I hadn’t thought about Patrick for years. When I put him away I convinced myself there was nothing I could do for him and he was better off. Suddenly he was all that mattered. My Bertie brother who couldn’t speak or walk or say his own name was the only normal thing I had left. I needed Patrick to survive, even if he wanted to die. I imagined myself getting control of the base, getting Patrick his medication, leading the group to bigger and better things. I thought of all the ways I’d improve the place, how I’d keep us fed and organized and on track. The place needed a real leader, someone with an IQ above eighty. In my daydream I was wearing Fred Felchus’s stupid watch.
A less delirious part of me realized how stupid it all sounded.

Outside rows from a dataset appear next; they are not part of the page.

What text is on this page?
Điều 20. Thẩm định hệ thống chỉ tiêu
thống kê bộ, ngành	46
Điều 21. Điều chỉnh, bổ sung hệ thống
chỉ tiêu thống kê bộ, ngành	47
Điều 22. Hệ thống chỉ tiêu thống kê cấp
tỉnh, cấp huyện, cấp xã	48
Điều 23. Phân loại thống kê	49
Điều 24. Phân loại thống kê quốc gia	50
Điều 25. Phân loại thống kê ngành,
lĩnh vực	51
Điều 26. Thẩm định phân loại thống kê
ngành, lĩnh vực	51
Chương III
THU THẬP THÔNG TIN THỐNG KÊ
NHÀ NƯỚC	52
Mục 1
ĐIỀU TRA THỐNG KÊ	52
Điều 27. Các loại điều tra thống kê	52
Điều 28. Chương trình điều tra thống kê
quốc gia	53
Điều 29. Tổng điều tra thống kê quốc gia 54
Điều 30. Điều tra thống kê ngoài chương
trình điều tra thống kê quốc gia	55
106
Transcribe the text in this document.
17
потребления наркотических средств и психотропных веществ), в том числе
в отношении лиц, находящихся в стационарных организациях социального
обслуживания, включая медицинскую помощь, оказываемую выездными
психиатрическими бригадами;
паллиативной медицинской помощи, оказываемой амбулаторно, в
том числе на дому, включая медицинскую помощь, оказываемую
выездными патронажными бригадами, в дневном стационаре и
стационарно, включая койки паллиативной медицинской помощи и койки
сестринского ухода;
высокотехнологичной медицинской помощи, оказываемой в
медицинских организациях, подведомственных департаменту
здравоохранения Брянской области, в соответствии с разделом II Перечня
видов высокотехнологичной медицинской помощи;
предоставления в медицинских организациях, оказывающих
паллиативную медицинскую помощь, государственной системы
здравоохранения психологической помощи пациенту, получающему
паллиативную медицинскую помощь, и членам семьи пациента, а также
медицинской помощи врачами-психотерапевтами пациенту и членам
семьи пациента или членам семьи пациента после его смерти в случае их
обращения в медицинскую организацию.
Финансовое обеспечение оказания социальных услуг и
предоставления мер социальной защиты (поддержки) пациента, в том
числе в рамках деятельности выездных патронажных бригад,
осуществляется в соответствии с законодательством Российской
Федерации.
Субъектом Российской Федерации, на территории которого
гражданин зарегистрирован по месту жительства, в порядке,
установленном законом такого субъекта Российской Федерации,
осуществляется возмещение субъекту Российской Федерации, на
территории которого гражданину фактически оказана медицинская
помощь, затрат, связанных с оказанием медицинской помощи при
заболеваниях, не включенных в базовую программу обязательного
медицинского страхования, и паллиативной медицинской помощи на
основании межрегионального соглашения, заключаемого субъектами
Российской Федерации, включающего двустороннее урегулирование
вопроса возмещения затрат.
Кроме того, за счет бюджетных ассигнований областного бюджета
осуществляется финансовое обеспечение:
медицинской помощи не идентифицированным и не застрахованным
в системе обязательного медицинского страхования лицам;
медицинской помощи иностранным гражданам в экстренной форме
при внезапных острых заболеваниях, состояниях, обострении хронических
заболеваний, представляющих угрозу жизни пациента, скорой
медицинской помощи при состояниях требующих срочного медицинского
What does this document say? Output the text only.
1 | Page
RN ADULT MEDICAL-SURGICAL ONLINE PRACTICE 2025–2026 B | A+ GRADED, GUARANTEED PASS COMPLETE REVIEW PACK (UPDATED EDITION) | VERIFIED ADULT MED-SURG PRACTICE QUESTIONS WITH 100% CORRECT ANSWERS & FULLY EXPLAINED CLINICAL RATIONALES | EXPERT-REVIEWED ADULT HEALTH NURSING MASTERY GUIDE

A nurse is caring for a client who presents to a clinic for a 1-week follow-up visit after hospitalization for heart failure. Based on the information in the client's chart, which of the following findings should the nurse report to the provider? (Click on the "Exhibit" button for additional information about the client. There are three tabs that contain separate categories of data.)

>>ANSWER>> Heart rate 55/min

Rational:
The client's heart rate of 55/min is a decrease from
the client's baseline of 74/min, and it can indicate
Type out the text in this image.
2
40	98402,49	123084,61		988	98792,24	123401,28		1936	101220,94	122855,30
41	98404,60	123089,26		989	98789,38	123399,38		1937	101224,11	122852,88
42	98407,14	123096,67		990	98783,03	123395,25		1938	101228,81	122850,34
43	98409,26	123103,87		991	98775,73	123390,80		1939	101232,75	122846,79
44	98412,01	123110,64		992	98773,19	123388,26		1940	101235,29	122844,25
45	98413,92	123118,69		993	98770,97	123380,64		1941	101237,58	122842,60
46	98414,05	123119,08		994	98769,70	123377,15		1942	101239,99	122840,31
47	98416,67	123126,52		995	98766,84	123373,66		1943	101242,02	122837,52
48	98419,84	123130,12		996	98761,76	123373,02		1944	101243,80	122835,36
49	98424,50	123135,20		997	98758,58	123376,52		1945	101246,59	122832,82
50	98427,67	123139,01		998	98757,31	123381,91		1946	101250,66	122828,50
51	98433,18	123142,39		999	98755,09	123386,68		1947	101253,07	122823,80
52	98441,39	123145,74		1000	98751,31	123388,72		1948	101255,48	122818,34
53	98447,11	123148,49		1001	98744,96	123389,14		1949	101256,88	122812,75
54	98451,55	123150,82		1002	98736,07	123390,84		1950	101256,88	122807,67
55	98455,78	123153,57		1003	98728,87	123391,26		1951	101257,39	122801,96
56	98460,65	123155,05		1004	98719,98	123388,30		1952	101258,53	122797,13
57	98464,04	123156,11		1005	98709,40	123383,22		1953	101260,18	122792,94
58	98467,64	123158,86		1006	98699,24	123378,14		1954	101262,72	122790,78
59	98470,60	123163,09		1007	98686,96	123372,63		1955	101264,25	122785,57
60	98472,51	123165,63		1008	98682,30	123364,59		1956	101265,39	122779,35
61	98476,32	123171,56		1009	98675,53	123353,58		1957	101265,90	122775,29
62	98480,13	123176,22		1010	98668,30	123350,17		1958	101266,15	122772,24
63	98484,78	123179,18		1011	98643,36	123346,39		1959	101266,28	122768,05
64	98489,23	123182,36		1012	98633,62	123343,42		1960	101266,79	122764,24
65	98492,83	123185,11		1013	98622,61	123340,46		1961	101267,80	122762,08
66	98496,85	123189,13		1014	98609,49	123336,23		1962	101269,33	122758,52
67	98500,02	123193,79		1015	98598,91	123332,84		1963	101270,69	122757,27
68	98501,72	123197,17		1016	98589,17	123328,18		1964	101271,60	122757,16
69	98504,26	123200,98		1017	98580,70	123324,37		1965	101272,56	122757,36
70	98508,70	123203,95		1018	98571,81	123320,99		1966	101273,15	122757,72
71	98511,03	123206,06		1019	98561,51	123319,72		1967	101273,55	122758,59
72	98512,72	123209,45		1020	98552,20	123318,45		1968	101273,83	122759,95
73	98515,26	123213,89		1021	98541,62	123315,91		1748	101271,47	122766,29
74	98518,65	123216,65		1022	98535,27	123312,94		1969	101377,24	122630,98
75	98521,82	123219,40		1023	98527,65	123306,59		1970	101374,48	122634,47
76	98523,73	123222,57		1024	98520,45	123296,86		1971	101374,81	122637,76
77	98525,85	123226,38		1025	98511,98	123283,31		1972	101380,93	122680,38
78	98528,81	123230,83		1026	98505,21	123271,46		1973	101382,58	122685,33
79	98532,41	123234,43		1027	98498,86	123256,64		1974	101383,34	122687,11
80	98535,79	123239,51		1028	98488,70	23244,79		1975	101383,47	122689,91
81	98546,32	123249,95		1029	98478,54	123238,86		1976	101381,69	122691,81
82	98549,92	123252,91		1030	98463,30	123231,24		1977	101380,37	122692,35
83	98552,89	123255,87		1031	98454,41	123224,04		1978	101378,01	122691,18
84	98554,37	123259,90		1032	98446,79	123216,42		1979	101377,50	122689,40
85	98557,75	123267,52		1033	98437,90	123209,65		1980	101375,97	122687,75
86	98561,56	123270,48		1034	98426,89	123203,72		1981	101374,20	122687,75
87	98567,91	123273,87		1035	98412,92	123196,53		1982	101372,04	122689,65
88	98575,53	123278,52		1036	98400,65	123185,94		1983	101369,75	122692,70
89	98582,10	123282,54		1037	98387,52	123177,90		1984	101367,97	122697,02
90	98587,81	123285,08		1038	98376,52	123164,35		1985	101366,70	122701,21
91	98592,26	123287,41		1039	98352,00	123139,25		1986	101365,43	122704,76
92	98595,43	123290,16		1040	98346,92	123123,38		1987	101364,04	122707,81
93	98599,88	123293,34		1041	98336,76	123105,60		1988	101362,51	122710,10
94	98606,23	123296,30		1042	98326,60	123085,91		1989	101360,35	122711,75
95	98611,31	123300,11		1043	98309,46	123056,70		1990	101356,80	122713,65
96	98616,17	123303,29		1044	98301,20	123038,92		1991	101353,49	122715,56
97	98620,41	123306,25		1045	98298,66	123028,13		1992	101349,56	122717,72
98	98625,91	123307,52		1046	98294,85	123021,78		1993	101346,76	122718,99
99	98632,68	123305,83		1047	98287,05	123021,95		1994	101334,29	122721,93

The soldiers were tired of us. It was obvious. They were sick of sharing their food, done with having to supply us with the most basic human needs. Some of them had no interest in being slave masters to begin with. At the same time, they had no idea what to do with us. Not all of them were cold-blooded killers.
Some were just assholes.
The few that didn’t want us dead were changed by the howler attack. They were through fighting the good fight. They were on edge. They’d had enough.
The howlers outside the walls of the base were louder than ever. We’d killed one of their own. We’d blown it to pieces, spread its brains across the dirt and burned its body. They probably smelled it from the forest. We all knew what was going to happen. It was as clear as day. More than ever we realized the reality of the world we lived in, what it was capable of, the lengths it would go to survive. Anything remaining, anything resembling a human being was gone and no longer served a purpose. The monsters had inherited the earth.
Maybe they just found their way home.